What is a NUC (Non-Uniformity Correction) for Thermal Cameras?

Glossary Definition

Thermal image sensors are very precise pieces of technology that require very precise readings, however the heat that they are imaging is only accurate if all of the pixels on the sensor are calibrated to read the same temperatures at the same value. Due to minor fluctuations in heat on the internal components as well as lens temperature and lens characteristics, this calibration often needs adjustment. A non-uniformity correction (NUC) adjusts for those fluctuations by reading a flat, even scene and using that to calibrate all of the pixel readings for the same output.

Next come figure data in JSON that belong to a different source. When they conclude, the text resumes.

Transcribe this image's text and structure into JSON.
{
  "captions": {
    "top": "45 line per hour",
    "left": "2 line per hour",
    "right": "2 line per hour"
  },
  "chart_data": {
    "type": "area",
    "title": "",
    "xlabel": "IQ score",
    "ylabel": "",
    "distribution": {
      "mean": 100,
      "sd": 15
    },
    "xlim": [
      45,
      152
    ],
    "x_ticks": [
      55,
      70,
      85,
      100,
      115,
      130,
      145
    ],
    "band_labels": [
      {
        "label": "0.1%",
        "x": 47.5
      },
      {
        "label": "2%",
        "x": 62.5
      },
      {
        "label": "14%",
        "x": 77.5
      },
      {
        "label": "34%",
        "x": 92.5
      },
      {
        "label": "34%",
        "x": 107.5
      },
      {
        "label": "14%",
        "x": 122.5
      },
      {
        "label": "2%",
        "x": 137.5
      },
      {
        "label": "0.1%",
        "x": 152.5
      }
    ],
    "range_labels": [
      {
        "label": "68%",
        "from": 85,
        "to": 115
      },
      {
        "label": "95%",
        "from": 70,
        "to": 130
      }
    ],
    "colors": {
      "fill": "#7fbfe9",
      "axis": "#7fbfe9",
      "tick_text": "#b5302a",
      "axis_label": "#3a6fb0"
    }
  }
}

NUC operations can be performed either internally or externally. For an internal NUC, the camera will cover the sensor with a shutter and use that shutter as a flat temperature reading. When performing an external NUC, the camera’s field of view must be filled with an object that has a flat, even temperature, which will then be used to calibrate the pixels. Note that any slight temperature fluctuations on an object, like a handprint on a board or wall, will create an inaccurate calibration resulting in a ghost-like image in the video feed. This can be fixed by performing another NUC on something with an even, flat temperature. If no objects can be found, a cloudless portion of the sky can sometimes work to even out the image.

More advanced camera systems have the ability to store multiple NUC calibrations for different lens positions, temperatures or other variable aspects of the camera system.